Vitor Ramil, intérprete do pampa
Ninguém interpreta o Rio Grande do Sul do pampa com mais poesia, sofisticação e profundidade do que Ramil. Eu me arrepio cada vez mais à medida que penso mais na querência. Não deixa de ser incrível que um artista tão modernamente arrojado, cantando, como no caso, a vida rural, o imaginário de um Rio Grande do Sul agropastoril, consiga encantar um público urbano. A explicação deve estar em palavras como talento, sutileza, autenticidade, arte, poesia. Ramil falou durante o espetáculo sobre a sua admiração pelo poeta gaúcho João da Cunha Vargas (1900-1980), de quem musicou todos os poemas, lamentando que ele não tenha escrito mais. João da Cunha Vargas foi um homem simples, de pouca instrução formal, nascido no interior de Alegrete. Glênio Fagundes publicou, em 1981, “Deixando o pago: poesias xucras”, doze poemas desse criador que carregava sua arte na memória e pronto.
No tempo do virtual, Ramil se diz um dos “últimos a ainda criar objetos físicos”. Talvez essa sua metáfora para suspender uma arte que traduz a mais profunda imaterialidade do imaginário, essa força do impalpável como realidade concreta que se afirma sobre o etéreo.

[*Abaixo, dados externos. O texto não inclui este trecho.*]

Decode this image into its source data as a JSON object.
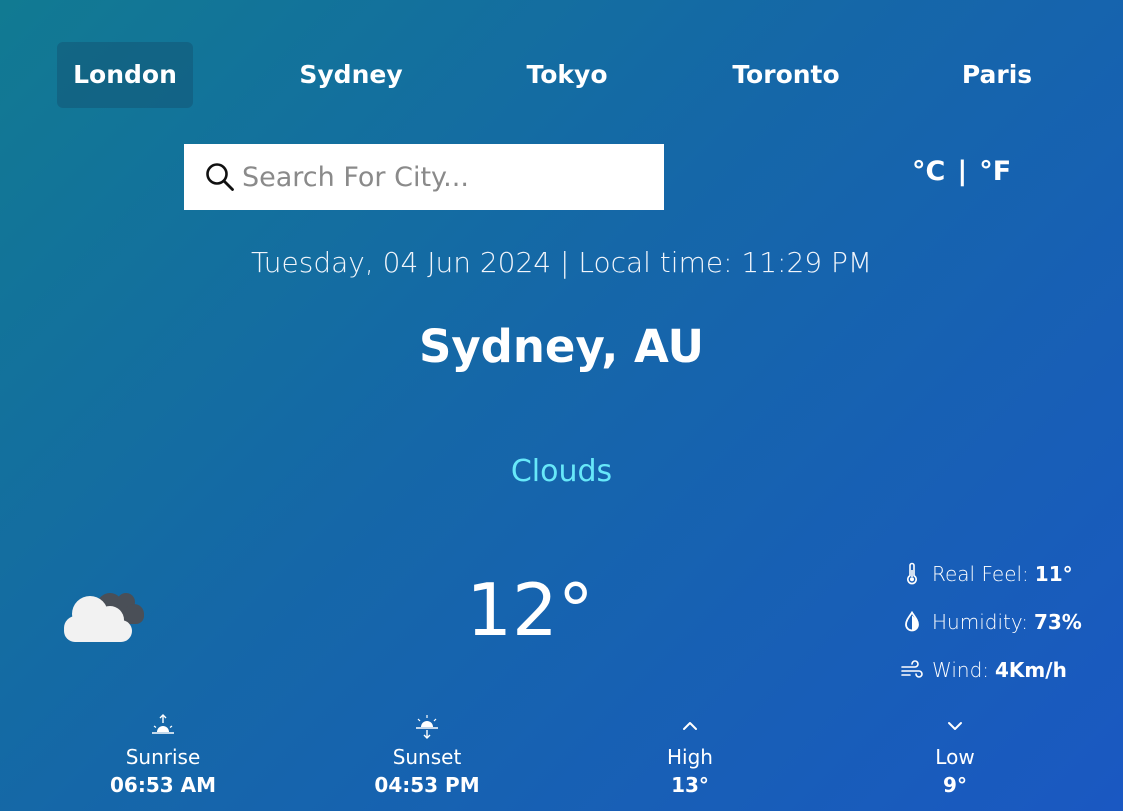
{
  "cities": [
    {
      "label": "London",
      "active": true
    },
    {
      "label": "Sydney",
      "active": false
    },
    {
      "label": "Tokyo",
      "active": false
    },
    {
      "label": "Toronto",
      "active": false
    },
    {
      "label": "Paris",
      "active": false
    }
  ],
  "search": {
    "placeholder": "Search For City...",
    "value": ""
  },
  "units": {
    "celsius": "°C",
    "separator": "|",
    "fahrenheit": "°F"
  },
  "datetime": "Tuesday, 04 Jun 2024 | Local time: 11:29 PM",
  "location": "Sydney, AU",
  "condition": "Clouds",
  "temperature": "12°",
  "details": {
    "real_feel_label": "Real Feel:",
    "real_feel_value": "11°",
    "humidity_label": "Humidity:",
    "humidity_value": "73%",
    "wind_label": "Wind:",
    "wind_value": "4Km/h"
  },
  "stats": {
    "sunrise_label": "Sunrise",
    "sunrise_value": "06:53 AM",
    "sunset_label": "Sunset",
    "sunset_value": "04:53 PM",
    "high_label": "High",
    "high_value": "13°",
    "low_label": "Low",
    "low_value": "9°"
  },
  "colors": {
    "condition": "#67e8f9",
    "background_start": "#117a92",
    "background_end": "#1a58c2"
  },
  "icons": {
    "weather": "clouds-icon",
    "search": "search-icon",
    "real_feel": "thermometer-icon",
    "humidity": "droplet-icon",
    "wind": "wind-icon",
    "sunrise": "sunrise-icon",
    "sunset": "sunset-icon",
    "high": "chevron-up-icon",
    "low": "chevron-down-icon"
  }
}
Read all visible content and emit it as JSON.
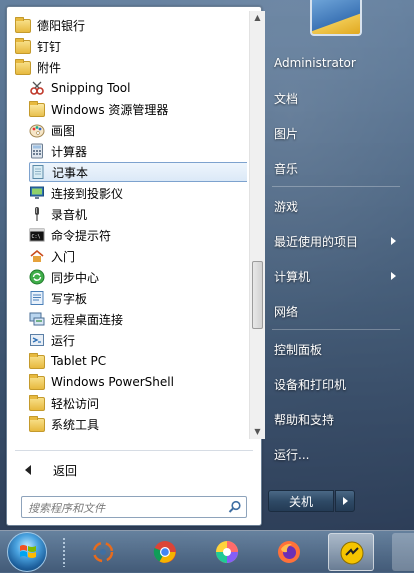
{
  "programs": [
    {
      "label": "德阳银行",
      "icon": "folder-icon",
      "indent": false,
      "selected": false
    },
    {
      "label": "钉钉",
      "icon": "folder-icon",
      "indent": false,
      "selected": false
    },
    {
      "label": "附件",
      "icon": "folder-icon",
      "indent": false,
      "selected": false
    },
    {
      "label": "Snipping Tool",
      "icon": "snipping-tool-icon",
      "indent": true,
      "selected": false
    },
    {
      "label": "Windows 资源管理器",
      "icon": "explorer-icon",
      "indent": true,
      "selected": false
    },
    {
      "label": "画图",
      "icon": "paint-icon",
      "indent": true,
      "selected": false
    },
    {
      "label": "计算器",
      "icon": "calculator-icon",
      "indent": true,
      "selected": false
    },
    {
      "label": "记事本",
      "icon": "notepad-icon",
      "indent": true,
      "selected": true
    },
    {
      "label": "连接到投影仪",
      "icon": "projector-icon",
      "indent": true,
      "selected": false
    },
    {
      "label": "录音机",
      "icon": "microphone-icon",
      "indent": true,
      "selected": false
    },
    {
      "label": "命令提示符",
      "icon": "cmd-icon",
      "indent": true,
      "selected": false
    },
    {
      "label": "入门",
      "icon": "getting-started-icon",
      "indent": true,
      "selected": false
    },
    {
      "label": "同步中心",
      "icon": "sync-center-icon",
      "indent": true,
      "selected": false
    },
    {
      "label": "写字板",
      "icon": "wordpad-icon",
      "indent": true,
      "selected": false
    },
    {
      "label": "远程桌面连接",
      "icon": "remote-desktop-icon",
      "indent": true,
      "selected": false
    },
    {
      "label": "运行",
      "icon": "run-icon",
      "indent": true,
      "selected": false
    },
    {
      "label": "Tablet PC",
      "icon": "folder-icon",
      "indent": true,
      "selected": false
    },
    {
      "label": "Windows PowerShell",
      "icon": "folder-icon",
      "indent": true,
      "selected": false
    },
    {
      "label": "轻松访问",
      "icon": "folder-icon",
      "indent": true,
      "selected": false
    },
    {
      "label": "系统工具",
      "icon": "folder-icon",
      "indent": true,
      "selected": false
    }
  ],
  "back_label": "返回",
  "search": {
    "placeholder": "搜索程序和文件"
  },
  "right_menu": [
    {
      "label": "Administrator",
      "has_arrow": false
    },
    {
      "label": "文档",
      "has_arrow": false
    },
    {
      "label": "图片",
      "has_arrow": false
    },
    {
      "label": "音乐",
      "has_arrow": false
    },
    {
      "label": "游戏",
      "has_arrow": false
    },
    {
      "label": "最近使用的项目",
      "has_arrow": true
    },
    {
      "label": "计算机",
      "has_arrow": true
    },
    {
      "label": "网络",
      "has_arrow": false
    },
    {
      "label": "控制面板",
      "has_arrow": false
    },
    {
      "label": "设备和打印机",
      "has_arrow": false
    },
    {
      "label": "帮助和支持",
      "has_arrow": false
    },
    {
      "label": "运行...",
      "has_arrow": false
    }
  ],
  "shutdown_label": "关机",
  "taskbar": {
    "items": [
      {
        "name": "start-button",
        "icon": "windows-orb-icon"
      },
      {
        "name": "taskbar-app-1",
        "icon": "spinner-app-icon"
      },
      {
        "name": "taskbar-chrome",
        "icon": "chrome-icon"
      },
      {
        "name": "taskbar-app-color",
        "icon": "color-wheel-icon"
      },
      {
        "name": "taskbar-firefox",
        "icon": "firefox-icon"
      },
      {
        "name": "taskbar-active-app",
        "icon": "yellow-app-icon"
      }
    ]
  },
  "colors": {
    "selection_border": "#7da2ce",
    "folder": "#e7b93f",
    "accent_blue": "#3c74b6"
  }
}
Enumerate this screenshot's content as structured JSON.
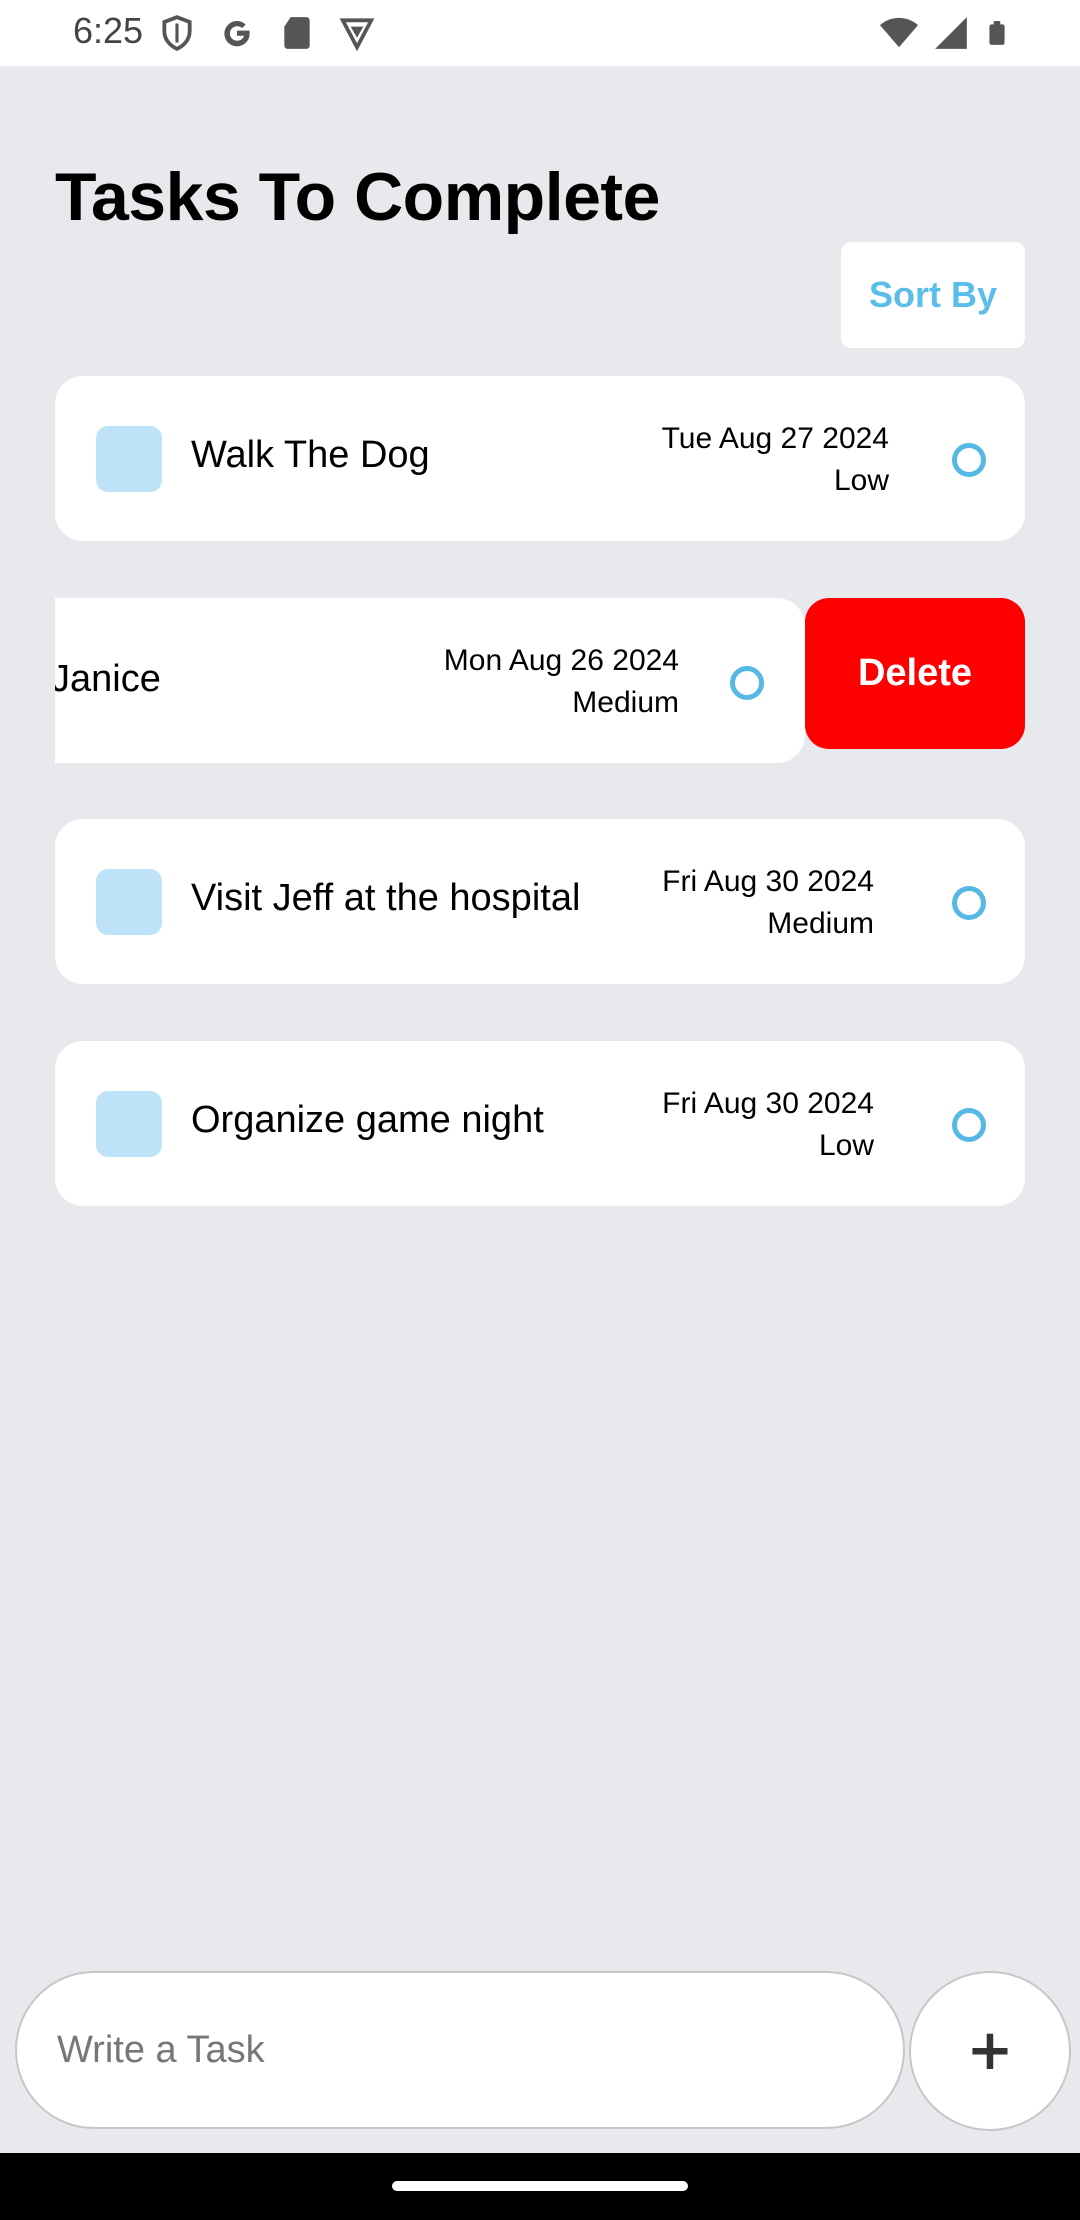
{
  "status_bar": {
    "time": "6:25",
    "left_icons": [
      "shield-icon",
      "google-icon",
      "sd-card-icon",
      "vpn-icon"
    ],
    "right_icons": [
      "wifi-icon",
      "signal-icon",
      "battery-icon"
    ]
  },
  "header": {
    "title": "Tasks To Complete",
    "sort_label": "Sort By"
  },
  "tasks": [
    {
      "title": "Walk The Dog",
      "date": "Tue Aug 27 2024",
      "priority": "Low"
    },
    {
      "title": "Janice",
      "date": "Mon Aug 26 2024",
      "priority": "Medium",
      "swiped": true
    },
    {
      "title": "Visit Jeff at the hospital",
      "date": "Fri Aug 30 2024",
      "priority": "Medium"
    },
    {
      "title": "Organize game night",
      "date": "Fri Aug 30 2024",
      "priority": "Low"
    }
  ],
  "delete_label": "Delete",
  "composer": {
    "placeholder": "Write a Task",
    "add_label": "+"
  },
  "colors": {
    "background": "#e8e9ed",
    "accent": "#5bbde9",
    "checkbox": "#bee3f8",
    "delete": "#ff0000"
  }
}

Ao final, o show de Vitor Ramil, que teve disponibilidade para autografar um caderno de notas, acompanhado de um CD, para fãs felizes da vida, teve um necessário momento político, um “Lula lá” estrondoso. Barberena me convidou para abraçar Ramil no camarim. Não fui. Sou tímido. Mas não escondo que fiquei feliz com a mensagem de Ramil me convidando para o show. A primeira vez que ouvi Vitor Ramil ao vivo foi no Teatro da OSPA, na avenida Independência. Um dos porteiros, assim se falava, do teatro era nosso amigo, especialmente dos meus amigos alegretenses, e nos deixou entrar. Éramos estudantes duros e com muita sede. Esse porteiro para nós era Clebinho. Hoje, ele é Cleber Xavier, braço direito do professor Tite na seleção brasileira.